Para o presidente da Academia Brasileira de Ciências (ABC), o físico Luiz Davidovich, professor da UFRJ, foi um “golpe duro na ciência nacional”. Segundo ele, é um desastre irrecuperável, com repercussão internacional. “É uma consequência do descaso das autoridades com a ciência, que afeta agora não apenas o futuro, mas a memória do país.”

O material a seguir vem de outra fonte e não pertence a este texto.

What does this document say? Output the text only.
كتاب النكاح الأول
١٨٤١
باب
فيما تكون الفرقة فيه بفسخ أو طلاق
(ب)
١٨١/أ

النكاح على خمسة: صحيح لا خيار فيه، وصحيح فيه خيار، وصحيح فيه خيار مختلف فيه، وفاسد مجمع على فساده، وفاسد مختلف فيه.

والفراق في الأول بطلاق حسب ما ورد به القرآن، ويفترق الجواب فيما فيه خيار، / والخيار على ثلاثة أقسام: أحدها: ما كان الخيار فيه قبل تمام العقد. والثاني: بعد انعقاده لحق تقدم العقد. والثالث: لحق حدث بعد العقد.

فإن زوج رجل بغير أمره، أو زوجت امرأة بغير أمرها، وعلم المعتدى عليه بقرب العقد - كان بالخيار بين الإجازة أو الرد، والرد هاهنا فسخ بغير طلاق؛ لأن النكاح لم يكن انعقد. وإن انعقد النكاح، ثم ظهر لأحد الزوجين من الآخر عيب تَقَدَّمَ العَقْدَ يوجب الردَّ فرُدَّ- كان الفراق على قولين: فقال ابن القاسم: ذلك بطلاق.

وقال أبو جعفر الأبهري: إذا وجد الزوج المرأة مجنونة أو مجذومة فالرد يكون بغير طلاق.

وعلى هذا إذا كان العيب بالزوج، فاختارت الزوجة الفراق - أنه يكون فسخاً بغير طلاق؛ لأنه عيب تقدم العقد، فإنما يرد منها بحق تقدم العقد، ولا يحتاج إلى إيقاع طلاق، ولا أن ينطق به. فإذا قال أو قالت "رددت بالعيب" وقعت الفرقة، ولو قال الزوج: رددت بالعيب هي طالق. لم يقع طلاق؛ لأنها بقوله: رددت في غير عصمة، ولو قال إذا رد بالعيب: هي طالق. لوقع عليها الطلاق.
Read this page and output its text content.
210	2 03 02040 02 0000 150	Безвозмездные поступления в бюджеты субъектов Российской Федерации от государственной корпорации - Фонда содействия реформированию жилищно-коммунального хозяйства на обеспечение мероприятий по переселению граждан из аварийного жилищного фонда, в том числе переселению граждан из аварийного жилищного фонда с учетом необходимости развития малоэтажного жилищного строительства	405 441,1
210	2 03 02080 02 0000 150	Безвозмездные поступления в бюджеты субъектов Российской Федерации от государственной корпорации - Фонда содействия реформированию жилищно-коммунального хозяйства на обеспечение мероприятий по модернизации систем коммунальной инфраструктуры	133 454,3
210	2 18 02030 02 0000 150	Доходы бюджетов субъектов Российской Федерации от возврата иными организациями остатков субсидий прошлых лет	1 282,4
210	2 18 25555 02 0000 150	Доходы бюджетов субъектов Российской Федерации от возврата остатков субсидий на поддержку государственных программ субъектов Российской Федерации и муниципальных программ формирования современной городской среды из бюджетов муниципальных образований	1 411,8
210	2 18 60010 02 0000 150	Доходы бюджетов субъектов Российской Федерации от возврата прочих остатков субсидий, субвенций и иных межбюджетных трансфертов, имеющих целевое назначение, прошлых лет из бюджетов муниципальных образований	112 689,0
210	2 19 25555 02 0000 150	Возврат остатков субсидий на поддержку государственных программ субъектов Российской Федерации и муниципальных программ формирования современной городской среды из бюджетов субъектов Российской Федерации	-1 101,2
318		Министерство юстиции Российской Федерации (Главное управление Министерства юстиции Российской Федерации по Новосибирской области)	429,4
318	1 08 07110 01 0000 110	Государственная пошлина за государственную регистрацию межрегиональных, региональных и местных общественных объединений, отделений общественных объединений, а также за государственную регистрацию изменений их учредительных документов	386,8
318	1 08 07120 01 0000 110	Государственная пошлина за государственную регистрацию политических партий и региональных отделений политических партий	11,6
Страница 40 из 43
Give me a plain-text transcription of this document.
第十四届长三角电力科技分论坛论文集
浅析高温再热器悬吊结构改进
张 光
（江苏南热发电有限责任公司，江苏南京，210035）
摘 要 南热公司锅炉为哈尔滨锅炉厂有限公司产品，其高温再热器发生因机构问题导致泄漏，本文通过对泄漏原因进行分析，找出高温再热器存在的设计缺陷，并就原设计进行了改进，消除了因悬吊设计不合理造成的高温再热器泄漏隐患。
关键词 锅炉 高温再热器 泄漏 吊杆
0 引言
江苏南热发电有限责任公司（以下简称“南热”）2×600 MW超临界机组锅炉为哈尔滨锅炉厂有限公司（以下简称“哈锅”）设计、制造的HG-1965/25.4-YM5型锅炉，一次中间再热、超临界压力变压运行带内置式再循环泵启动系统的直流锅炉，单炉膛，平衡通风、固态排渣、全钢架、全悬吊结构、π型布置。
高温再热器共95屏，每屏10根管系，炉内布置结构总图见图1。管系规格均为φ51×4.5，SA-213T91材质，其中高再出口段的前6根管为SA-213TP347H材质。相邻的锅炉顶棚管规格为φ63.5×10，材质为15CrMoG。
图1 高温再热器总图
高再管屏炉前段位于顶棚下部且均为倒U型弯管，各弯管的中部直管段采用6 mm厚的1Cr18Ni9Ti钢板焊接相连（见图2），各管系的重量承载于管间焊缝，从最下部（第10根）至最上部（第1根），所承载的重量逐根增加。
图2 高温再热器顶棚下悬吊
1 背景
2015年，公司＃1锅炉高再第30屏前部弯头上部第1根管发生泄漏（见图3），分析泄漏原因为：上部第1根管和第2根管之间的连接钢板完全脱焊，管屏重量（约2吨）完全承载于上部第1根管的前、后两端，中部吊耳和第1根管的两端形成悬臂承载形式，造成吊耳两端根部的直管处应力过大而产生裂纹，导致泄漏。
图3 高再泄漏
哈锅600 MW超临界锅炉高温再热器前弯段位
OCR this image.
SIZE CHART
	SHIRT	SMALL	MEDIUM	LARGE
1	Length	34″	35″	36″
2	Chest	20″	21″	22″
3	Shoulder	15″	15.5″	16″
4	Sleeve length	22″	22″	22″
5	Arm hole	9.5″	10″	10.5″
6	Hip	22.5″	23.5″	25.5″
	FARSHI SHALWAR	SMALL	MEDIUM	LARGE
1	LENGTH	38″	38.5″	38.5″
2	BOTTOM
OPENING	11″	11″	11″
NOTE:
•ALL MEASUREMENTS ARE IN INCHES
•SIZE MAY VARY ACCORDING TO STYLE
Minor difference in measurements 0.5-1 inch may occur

Ele lembrou que o museu vinha lutando há tempos para se recuperar dos cortes orçamentários. “É mais um capítulo da triste história do desmonte da ciência brasileira.”
Emergência
No Rio, outros museus com acervos importantes correm risco. O Instituto Brasileiro de Museus (Ibram) tem adotado providências para reformar ou restaurar prédios antigos que abrigam coleções históricas. Um exemplo é o Museu Nacional de Belas Artes, que recebeu impermeabilização em sua cobertura e torre de arrefecimento. O Museu da República teve igualmente obras emergenciais realizadas, sendo recuperada a varanda e restaurada a claraboia.
O Palácio Rio Negro, em Petrópolis, também passou por escoramento emergencial da varanda. Já o Museu Imperial, na mesma cidade da região serrana fluminense, passou por obras emergenciais no telhado da biblioteca.